After a mercifully unclogged drive home, I fumble with my keys at my apartment door, the weight of the day making even this simple task feel like I’m performing neurosurgery with oven mitts. The lock gives, and I stumble inside, kicking off my shoes after too many hours on my feet.

“Hello, freedom,” I whisper to the emptiness, dropping my bag with a thud that echoes pleasantly through the rooms. No immediate demands for snacks or requests to check homework I’m too tired to understand. No Disney soundtrack blaring. Just me, my couch, and the promise of takeout food I won’t have to cook. But first, a scorching-hot shower to wash the day away.

That quiet-night-in fantasy breaks as I take two steps toward the bathroom and hear the unmistakable drip-drip-drip of water leaking from somewhere.

“No,” I mutter, running down the hall as a tired anxiety congeals in my stomach. “Not on my freedom Friday.”

But the universe has never been concerned with my schedule. I flip on the bathroom light and find a pool creeping across the tiles, seeping from beneath the sink.

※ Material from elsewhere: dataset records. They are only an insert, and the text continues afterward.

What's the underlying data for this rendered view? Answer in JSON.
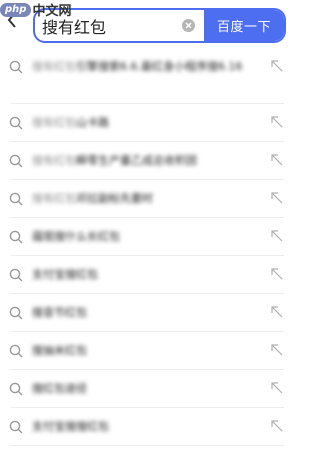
{
  "watermark": {
    "badge": "php",
    "text": "中文网"
  },
  "search": {
    "value": "搜有红包",
    "button_label": "百度一下"
  },
  "suggestions": [
    {
      "prefix": "搜有红包",
      "main": "引擎搜索6.6.最红身小程序搜6.16",
      "tall": true
    },
    {
      "prefix": "搜有红包",
      "main": "山卡路",
      "tall": false
    },
    {
      "prefix": "搜有红包",
      "main": "瞬零生产量乙成总收积团",
      "tall": false
    },
    {
      "prefix": "搜有红包",
      "main": "邓拉副标先要时",
      "tall": false
    },
    {
      "prefix": "",
      "main": "蕴珉搜什么长红包",
      "tall": false
    },
    {
      "prefix": "",
      "main": "支付宝搜红包",
      "tall": false
    },
    {
      "prefix": "",
      "main": "搜音节红包",
      "tall": false
    },
    {
      "prefix": "",
      "main": "搜抽米红包",
      "tall": false
    },
    {
      "prefix": "",
      "main": "搜红包途径",
      "tall": false
    },
    {
      "prefix": "",
      "main": "支付宝搜搜红包",
      "tall": false
    }
  ],
  "colors": {
    "accent": "#4e6ef2",
    "icon": "#9a9a9a",
    "divider": "#eeeeee"
  }
}
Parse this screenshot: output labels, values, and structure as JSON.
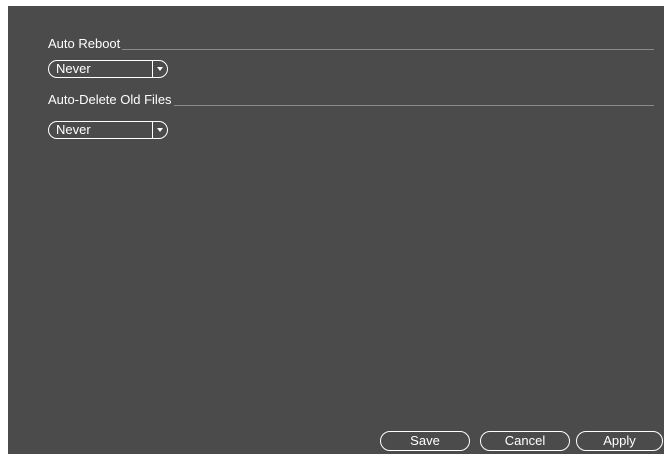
{
  "settings": {
    "auto_reboot": {
      "title": "Auto Reboot",
      "value": "Never"
    },
    "auto_delete": {
      "title": "Auto-Delete Old Files",
      "value": "Never"
    }
  },
  "footer": {
    "save_label": "Save",
    "cancel_label": "Cancel",
    "apply_label": "Apply"
  },
  "icons": {
    "dropdown": "chevron-down-icon"
  },
  "colors": {
    "background": "#4b4b4b",
    "text": "#ffffff",
    "divider": "#8a8a8a"
  }
}
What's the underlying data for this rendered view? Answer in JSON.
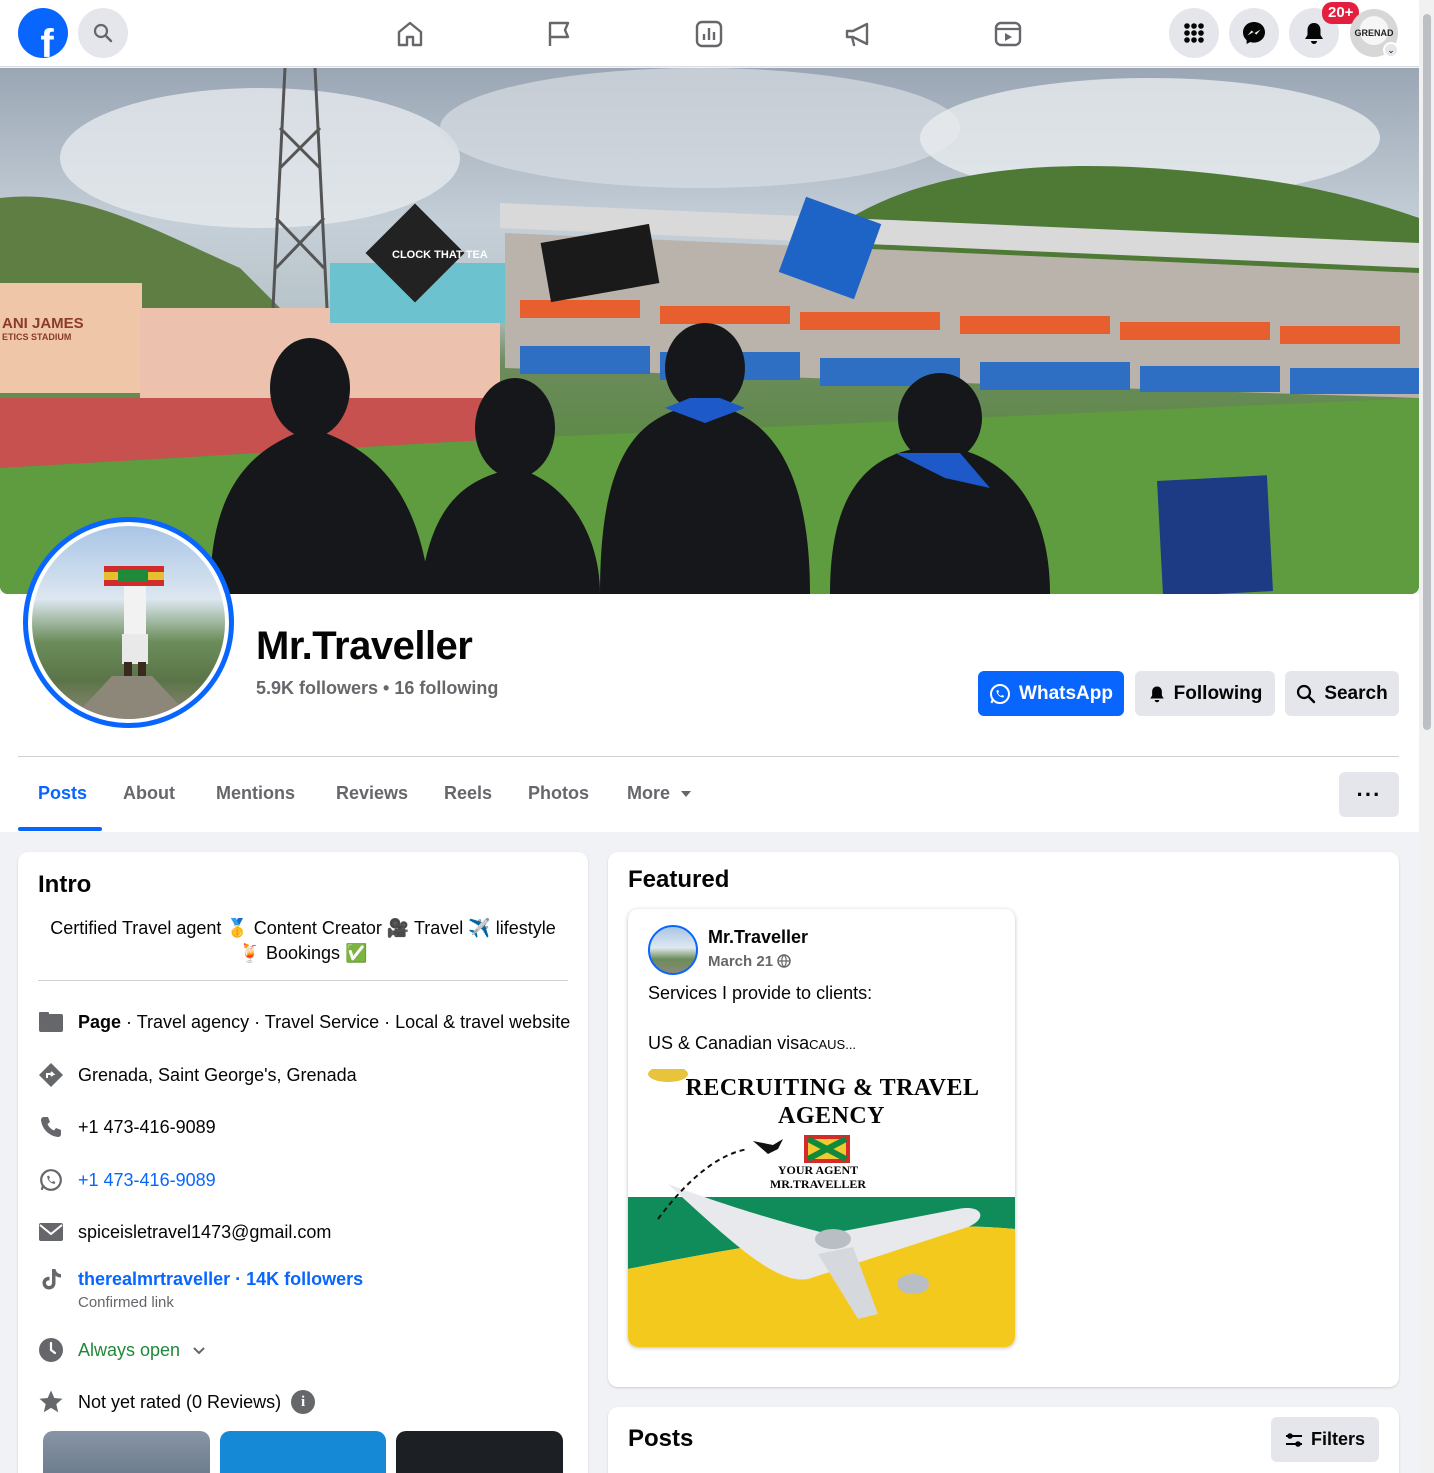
{
  "topbar": {
    "badge": "20+",
    "account_badge_text": "GRENAD"
  },
  "profile": {
    "name": "Mr.Traveller",
    "followers_info": "5.9K followers • 16 following",
    "buttons": {
      "whatsapp": "WhatsApp",
      "following": "Following",
      "search": "Search"
    }
  },
  "cover": {
    "stadium_sign_line1": "ANI  JAMES",
    "stadium_sign_line2": "ETICS     STADIUM",
    "cap_text": "CLOCK THAT TEA"
  },
  "tabs": [
    {
      "label": "Posts",
      "active": true
    },
    {
      "label": "About"
    },
    {
      "label": "Mentions"
    },
    {
      "label": "Reviews"
    },
    {
      "label": "Reels"
    },
    {
      "label": "Photos"
    },
    {
      "label": "More"
    }
  ],
  "intro": {
    "title": "Intro",
    "bio_line1": "Certified Travel agent 🥇 Content Creator 🎥 Travel ✈️ lifestyle",
    "bio_line2": "🍹 Bookings ✅",
    "page_label": "Page",
    "categories": " · Travel agency · Travel Service · Local & travel website",
    "location": "Grenada, Saint George's, Grenada",
    "phone": "+1 473-416-9089",
    "whatsapp": "+1 473-416-9089",
    "email": "spiceisletravel1473@gmail.com",
    "tiktok": "therealmrtraveller · 14K followers",
    "tiktok_sub": "Confirmed link",
    "hours": "Always open",
    "rating": "Not yet rated (0 Reviews)"
  },
  "featured": {
    "title": "Featured",
    "post": {
      "author": "Mr.Traveller",
      "date": "March 21",
      "line1": "Services I provide to clients:",
      "line2": "US & Canadian visa",
      "line2_small": "CAUS...",
      "image_line1": "RECRUITING & TRAVEL",
      "image_line2": "AGENCY",
      "image_line3": "YOUR AGENT",
      "image_line4": "MR.TRAVELLER"
    }
  },
  "posts": {
    "title": "Posts",
    "filters_label": "Filters"
  },
  "colors": {
    "brand_blue": "#0866ff",
    "badge_red": "#e41e3f",
    "open_green": "#20883b"
  }
}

“Unbelievable.” I drop to my knees and open the cabinet door, only to be greeted by a spray to the face. I sputter and slam it shut again, water dripping from my chin.

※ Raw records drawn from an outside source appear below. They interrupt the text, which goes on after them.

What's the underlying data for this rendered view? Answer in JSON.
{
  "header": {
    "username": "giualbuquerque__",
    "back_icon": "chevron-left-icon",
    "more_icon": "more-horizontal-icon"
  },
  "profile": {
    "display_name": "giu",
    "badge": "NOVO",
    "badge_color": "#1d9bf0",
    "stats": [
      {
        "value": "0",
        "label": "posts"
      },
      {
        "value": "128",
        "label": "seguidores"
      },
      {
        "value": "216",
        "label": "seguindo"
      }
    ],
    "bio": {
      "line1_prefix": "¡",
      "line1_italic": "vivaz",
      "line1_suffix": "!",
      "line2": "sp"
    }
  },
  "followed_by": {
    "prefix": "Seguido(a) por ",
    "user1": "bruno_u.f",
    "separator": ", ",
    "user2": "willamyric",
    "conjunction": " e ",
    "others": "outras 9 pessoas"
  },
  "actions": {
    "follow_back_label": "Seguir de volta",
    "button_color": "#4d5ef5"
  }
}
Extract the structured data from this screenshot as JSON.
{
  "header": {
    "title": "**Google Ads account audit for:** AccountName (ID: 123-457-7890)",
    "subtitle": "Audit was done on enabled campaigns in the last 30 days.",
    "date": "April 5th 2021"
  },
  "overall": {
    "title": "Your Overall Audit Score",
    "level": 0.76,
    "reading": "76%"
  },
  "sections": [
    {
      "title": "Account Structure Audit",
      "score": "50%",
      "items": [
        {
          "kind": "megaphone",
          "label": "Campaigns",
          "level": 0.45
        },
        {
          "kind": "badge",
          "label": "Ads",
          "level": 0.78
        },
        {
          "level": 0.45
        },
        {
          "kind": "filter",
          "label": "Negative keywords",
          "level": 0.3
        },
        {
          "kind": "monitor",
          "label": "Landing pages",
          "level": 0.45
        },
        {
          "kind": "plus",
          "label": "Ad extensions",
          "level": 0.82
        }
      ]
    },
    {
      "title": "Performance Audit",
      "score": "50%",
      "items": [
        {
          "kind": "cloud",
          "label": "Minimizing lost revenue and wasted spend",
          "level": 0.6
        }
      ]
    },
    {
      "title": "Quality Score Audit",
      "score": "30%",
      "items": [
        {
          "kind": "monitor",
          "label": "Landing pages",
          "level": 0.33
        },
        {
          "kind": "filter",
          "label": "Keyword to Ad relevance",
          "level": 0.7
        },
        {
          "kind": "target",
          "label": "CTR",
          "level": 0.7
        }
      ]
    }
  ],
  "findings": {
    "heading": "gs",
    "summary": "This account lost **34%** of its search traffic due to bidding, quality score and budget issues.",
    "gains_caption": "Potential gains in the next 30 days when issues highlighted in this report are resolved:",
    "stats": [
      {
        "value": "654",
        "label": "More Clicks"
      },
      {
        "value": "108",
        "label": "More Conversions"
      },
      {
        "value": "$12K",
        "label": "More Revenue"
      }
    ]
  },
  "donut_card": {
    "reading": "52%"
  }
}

I’m screwed. Mr. Hagerty, our housing complex’s superintendent, will show up sometime next week, fiddle with the pipes for fifteen minutes, declare it fixed, and then I’ll be dealing with the same issue in a month. His approach to maintenance involves duct tape, prayers, and the firm belief that if he ignores a problem long enough, it’ll fix itself.

My apartment is in one of those Spanish-style buildings that are so common in LA with peach stucco walls and terracotta tiles, a courtyard, central pool, and wrought-iron balconies stuffed with potted succulents that compensate for the building’s flakey servicing. I love the character, the high ceilings, and the way the afternoon sun filters through my windows. But I could do without Mr. Hagerty’s upkeep philosophy:If it ain’t disintegrated, don’t fix it.

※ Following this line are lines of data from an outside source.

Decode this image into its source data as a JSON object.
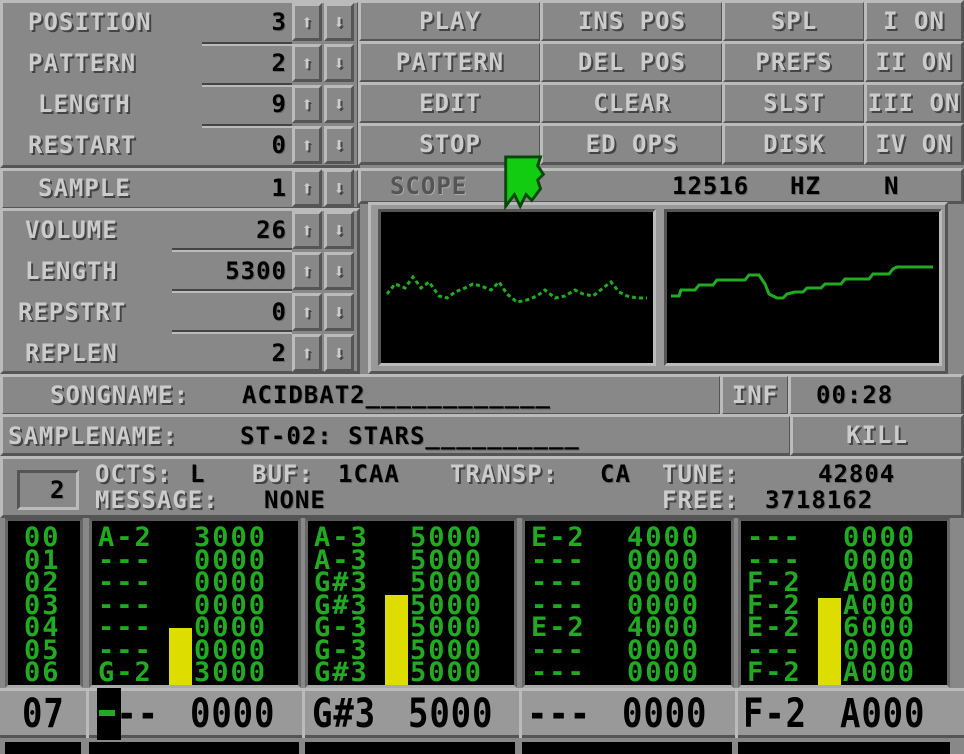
{
  "song_controls": [
    {
      "label": "POSITION",
      "value": "3"
    },
    {
      "label": "PATTERN",
      "value": "2"
    },
    {
      "label": "LENGTH",
      "value": "9"
    },
    {
      "label": "RESTART",
      "value": "0"
    }
  ],
  "buttons": {
    "col1": [
      "PLAY",
      "PATTERN",
      "EDIT",
      "STOP"
    ],
    "col2": [
      "INS POS",
      "DEL POS",
      "CLEAR",
      "ED OPS"
    ],
    "col3": [
      "SPL",
      "PREFS",
      "SLST",
      "DISK"
    ],
    "channels": [
      "I ON",
      "II ON",
      "III ON",
      "IV ON"
    ]
  },
  "sample_controls": [
    {
      "label": "SAMPLE",
      "value": "1"
    },
    {
      "label": "VOLUME",
      "value": "26"
    },
    {
      "label": "LENGTH",
      "value": "5300"
    },
    {
      "label": "REPSTRT",
      "value": "0"
    },
    {
      "label": "REPLEN",
      "value": "2"
    }
  ],
  "scope": {
    "label": "SCOPE",
    "frequency": "12516",
    "unit": "HZ",
    "mode": "N"
  },
  "songname": {
    "label": "SONGNAME:",
    "value": "ACIDBAT2____________"
  },
  "info_button": "INF",
  "time": "00:28",
  "samplename": {
    "label": "SAMPLENAME:",
    "value": "ST-02: STARS__________"
  },
  "kill_button": "KILL",
  "status": {
    "edit_step": "2",
    "octs_label": "OCTS:",
    "octs_value": "L",
    "buf_label": "BUF:",
    "buf_value": "1CAA",
    "transp_label": "TRANSP:",
    "transp_value": "CA",
    "tune_label": "TUNE:",
    "tune_value": "42804",
    "message_label": "MESSAGE:",
    "message_value": "NONE",
    "free_label": "FREE:",
    "free_value": "3718162"
  },
  "pattern": {
    "row_numbers": [
      "00",
      "01",
      "02",
      "03",
      "04",
      "05",
      "06"
    ],
    "channels": [
      {
        "rows": [
          [
            "A-2",
            "3000"
          ],
          [
            "---",
            "0000"
          ],
          [
            "---",
            "0000"
          ],
          [
            "---",
            "0000"
          ],
          [
            "---",
            "0000"
          ],
          [
            "---",
            "0000"
          ],
          [
            "G-2",
            "3000"
          ]
        ],
        "vu_level": 0.35
      },
      {
        "rows": [
          [
            "A-3",
            "5000"
          ],
          [
            "A-3",
            "5000"
          ],
          [
            "G#3",
            "5000"
          ],
          [
            "G#3",
            "5000"
          ],
          [
            "G-3",
            "5000"
          ],
          [
            "G-3",
            "5000"
          ],
          [
            "G#3",
            "5000"
          ]
        ],
        "vu_level": 0.55
      },
      {
        "rows": [
          [
            "E-2",
            "4000"
          ],
          [
            "---",
            "0000"
          ],
          [
            "---",
            "0000"
          ],
          [
            "---",
            "0000"
          ],
          [
            "E-2",
            "4000"
          ],
          [
            "---",
            "0000"
          ],
          [
            "---",
            "0000"
          ]
        ],
        "vu_level": 0
      },
      {
        "rows": [
          [
            "---",
            "0000"
          ],
          [
            "---",
            "0000"
          ],
          [
            "F-2",
            "A000"
          ],
          [
            "F-2",
            "A000"
          ],
          [
            "E-2",
            "6000"
          ],
          [
            "---",
            "0000"
          ],
          [
            "F-2",
            "A000"
          ]
        ],
        "vu_level": 0.53
      }
    ],
    "current_row": {
      "number": "07",
      "channels": [
        [
          "---",
          "0000"
        ],
        [
          "G#3",
          "5000"
        ],
        [
          "---",
          "0000"
        ],
        [
          "F-2",
          "A000"
        ]
      ]
    }
  },
  "colors": {
    "panel": "#888888",
    "text_light": "#cccccc",
    "tracker_green": "#22aa22",
    "vu_yellow": "#dddd00",
    "pointer_green": "#11cc11"
  }
}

I dash into the service room and close the water shut-off valve, using the wrench I keep stashed for emergencies. I toss the tool aside and slop to the floor, grieving the hot shower I won’t be able to take tonight. If I forsake personal hygiene, can I pretend my bathroom isn’t a swamp and sleep before I deal with the mess? No, not really.

I haul myself up, grab every towel from the linen closet, and fling them across the spreading puddle. They get soaked through in seconds.